Allowing the possibility of failure, but also the possibility of success . . .

It started out as an experiment. I wanted to jog, just a little. Part of me was afraid, because I had just a tiny glitch in my heart valve, or something or other, that my heart rate would race up very quickly and I’d be dizzy and nauseated. It’s a scary thing, glitches of the heart are. For one wonders if suddenly the heart will race out of control and then freeze up and the keeling over dead would occur and that would suck—my doc reassured me I wouldn’t die, but could pass out. Okay, I thought, I can deal with passing out as long as I won’t die. Good. Yeah. Okay.

But, the idea of running any distance or at any but a slow plodding pace seemed far-fetched for me. Still. I wanted to try it. I’d watch others at the gym or at Lake Junaluska jogging/running and they looked so . . . I don’t know . . . intense but satisfied? Happy? Healthy? Successful in their goals? Wait, I know: as if they belonged to a special club. I wanted to be in the club.

In April of this year, I began. It started at Lake J, where I’d go in one direction and GMR in another and we’d meet in the middle. Little Maggie Lou and I would jog a little, walk a little, jog, walk, jog-walk. My feet barely left the pavement. Even so, when I’d pass another runner, I’d feel a little thrill as I waved at them. They’d sprint past, but I’d not let myself feel as if I were somehow “not enough.” No.
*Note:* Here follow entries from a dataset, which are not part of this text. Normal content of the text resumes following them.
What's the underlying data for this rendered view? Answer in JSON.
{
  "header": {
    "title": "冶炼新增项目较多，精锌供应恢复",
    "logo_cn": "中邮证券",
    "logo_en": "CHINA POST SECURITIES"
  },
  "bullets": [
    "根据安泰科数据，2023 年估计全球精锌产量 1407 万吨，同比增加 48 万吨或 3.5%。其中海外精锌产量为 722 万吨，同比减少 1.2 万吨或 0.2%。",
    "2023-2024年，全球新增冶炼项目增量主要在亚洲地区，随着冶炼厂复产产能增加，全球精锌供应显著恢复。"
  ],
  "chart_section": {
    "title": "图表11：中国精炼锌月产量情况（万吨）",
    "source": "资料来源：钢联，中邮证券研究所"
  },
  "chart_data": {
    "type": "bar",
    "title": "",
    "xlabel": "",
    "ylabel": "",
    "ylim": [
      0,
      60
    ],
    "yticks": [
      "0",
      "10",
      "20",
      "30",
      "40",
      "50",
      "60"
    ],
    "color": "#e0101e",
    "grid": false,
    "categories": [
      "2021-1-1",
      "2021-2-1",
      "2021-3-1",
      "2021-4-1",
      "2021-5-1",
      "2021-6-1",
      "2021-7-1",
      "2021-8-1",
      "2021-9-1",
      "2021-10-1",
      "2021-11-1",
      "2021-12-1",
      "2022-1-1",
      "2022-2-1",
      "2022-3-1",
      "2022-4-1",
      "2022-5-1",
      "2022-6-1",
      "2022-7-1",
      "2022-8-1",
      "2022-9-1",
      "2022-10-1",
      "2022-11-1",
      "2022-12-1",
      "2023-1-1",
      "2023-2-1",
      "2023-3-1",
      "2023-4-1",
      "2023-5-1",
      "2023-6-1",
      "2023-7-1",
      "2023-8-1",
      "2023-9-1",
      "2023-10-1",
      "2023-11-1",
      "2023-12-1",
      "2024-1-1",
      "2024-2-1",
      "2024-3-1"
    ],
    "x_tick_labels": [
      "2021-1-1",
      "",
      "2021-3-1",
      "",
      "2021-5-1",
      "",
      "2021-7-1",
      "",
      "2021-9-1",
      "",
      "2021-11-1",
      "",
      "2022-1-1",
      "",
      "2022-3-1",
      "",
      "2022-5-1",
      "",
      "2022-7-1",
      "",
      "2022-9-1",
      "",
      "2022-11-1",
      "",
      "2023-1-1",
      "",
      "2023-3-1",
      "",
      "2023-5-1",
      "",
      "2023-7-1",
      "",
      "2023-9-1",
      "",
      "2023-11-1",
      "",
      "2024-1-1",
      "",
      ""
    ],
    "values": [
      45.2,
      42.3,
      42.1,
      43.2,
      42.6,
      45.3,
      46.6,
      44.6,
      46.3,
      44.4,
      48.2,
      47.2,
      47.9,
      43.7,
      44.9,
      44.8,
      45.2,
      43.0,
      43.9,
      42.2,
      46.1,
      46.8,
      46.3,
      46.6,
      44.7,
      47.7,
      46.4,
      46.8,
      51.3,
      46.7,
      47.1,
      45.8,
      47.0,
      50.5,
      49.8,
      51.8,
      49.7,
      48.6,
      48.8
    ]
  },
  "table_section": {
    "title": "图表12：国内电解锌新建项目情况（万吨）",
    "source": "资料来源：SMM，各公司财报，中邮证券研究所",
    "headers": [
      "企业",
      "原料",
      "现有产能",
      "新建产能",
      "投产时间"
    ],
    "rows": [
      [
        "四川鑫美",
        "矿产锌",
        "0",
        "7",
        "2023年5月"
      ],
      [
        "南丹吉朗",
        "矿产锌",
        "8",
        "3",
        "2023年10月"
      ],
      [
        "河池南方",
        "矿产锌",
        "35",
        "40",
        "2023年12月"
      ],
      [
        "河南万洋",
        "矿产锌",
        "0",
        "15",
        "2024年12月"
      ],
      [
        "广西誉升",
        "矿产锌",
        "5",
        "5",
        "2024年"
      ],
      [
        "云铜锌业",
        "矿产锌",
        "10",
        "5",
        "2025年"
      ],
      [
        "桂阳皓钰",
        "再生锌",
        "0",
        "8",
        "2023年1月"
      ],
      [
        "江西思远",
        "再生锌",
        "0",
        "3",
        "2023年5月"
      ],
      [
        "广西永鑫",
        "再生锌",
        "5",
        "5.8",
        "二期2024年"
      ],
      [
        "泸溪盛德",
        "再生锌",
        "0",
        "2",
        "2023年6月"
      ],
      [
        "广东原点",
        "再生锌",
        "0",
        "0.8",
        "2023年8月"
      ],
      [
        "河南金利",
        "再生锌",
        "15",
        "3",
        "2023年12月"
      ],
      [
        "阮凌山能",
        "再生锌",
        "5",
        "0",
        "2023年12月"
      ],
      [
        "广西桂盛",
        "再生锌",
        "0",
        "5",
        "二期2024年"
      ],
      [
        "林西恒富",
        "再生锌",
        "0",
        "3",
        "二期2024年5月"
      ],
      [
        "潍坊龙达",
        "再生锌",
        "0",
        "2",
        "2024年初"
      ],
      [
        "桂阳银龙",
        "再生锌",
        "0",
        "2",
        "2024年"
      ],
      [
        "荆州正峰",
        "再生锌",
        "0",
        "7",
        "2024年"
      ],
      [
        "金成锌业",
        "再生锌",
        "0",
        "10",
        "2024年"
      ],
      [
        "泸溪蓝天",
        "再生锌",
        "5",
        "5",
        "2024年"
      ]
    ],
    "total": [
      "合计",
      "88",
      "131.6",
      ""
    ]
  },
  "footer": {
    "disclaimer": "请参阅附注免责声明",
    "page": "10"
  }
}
I’d keep running my little pace, plod plod plod.

Even still, it seemed my heart and lungs weren’t going to be cooperative. I’d meet GMR and have to walk until the weird light-headed feeling faded. The first time I was able to jog without walking most all the way to meet GMR halfway, I was euphoric! I did it! But, I told myself, that’s only maybe a mile. And I was going pretty slowly. And . . . well . . .I wanted to see what else I was capable of. I could feel tiny changes inside of me, like knitting.

The next time I was at the gym, I stepped onto the treadmill, punched in 3.5 and did this little light jog where my feet came up about a milli-meter from the treadmill. I set a goal of twenty minutes of straight jogging. The next time I pushed it up to 3.8 and tried to go longer. Soon the dizzy weird light-head feeling came and I had to slow up, then walk. Twice a week, I went to that treadmill and set tiny little goals: I’ll go a mile without stopping. I’ll speed up for a minute and then I’ll slow down. I’ll go a little longer. I’ll go a little faster. One mile turned to two. 3.5, 3.6, 3.7, 3.8. Two miles turned to two and a half, then three, then four, then five. Two days a week turned to three days a week and 3.8 turned into 4.0, 4.5, 5.0 . . . then I tried sprints—5.5, 5.6, even yesterday 6.0 (though I couldn’t sustain that for long—yet).

Sometimes my back pain hits me hard. Sometimes I push myself too much and the old light-headed weird feeling comes on. Sometimes I’m tired and can’t do as much as I’d like. Sometimes I wonder why I’m doing all this when I could be working, or goofing off. Sometimes I look at other runners and wish I were doing what they were. Sometimes I wish I’d have started this a long time ago. Sometimes I think for all the hard work I’m doing my body should respond in ways it may not respond because I am a 53 year old woman and not a 33 year old woman.

But, I am seeing many changes in my mind and body. Progress.

I keep running. One step, two, three, four. From April until now I’ve learned things about my body and myself. I’ve grown as a runner. I’ve learned to focus on what I’m doing and to enjoy the process instead of letting my mind wander all over creation or looking way ahead to where I could be or maybe be or if I was here there or yonder or etc etc etc. I’ve learned what my weaknesses are and my strengths and what weaknesses I can make stonger or what I have to accept, and what strengths I can rely on and experiment with. I’ve learned what to accept as “it’s just how it is so get over it,” and what I can change–or at the very least that trying is better than sitting around wishing. No one gets anywhere by sitting around WISHING . . . you eventually just have to take a step, then the next, then . . . the rest.

If in April anyone would have told me that I’d be doing what I’m doing now, I’d have said: “Me? I can’t do that! My heart won’t let me. I have this problem, you see, where my heart rate rushes too high and I could pass out. Nope, not me. I wish, but, nah, not going to happen. Oh well. Dang. Guess I’ll just WISH.”

If I had not tried. If I had not just Done It. If I had not pushed myself just a little and a lot. If I had not practiced practiced practiced. If I had not allowed myself the possibility of failure, but also the possibility of success. Then I would never know how great it feels to run. How my body has responded. How I feel as if I am a member of some club I never had access to before.

Now—take everything I just wrote about running and apply that to writing.

Enjoy your weekend!

(PS – for some reason I can’t upload photos any longer in blogger – bummer! – I haven’t said “bummer” in years – huhn, wonder were that came from *laugh* anyone else having that problem with photos?)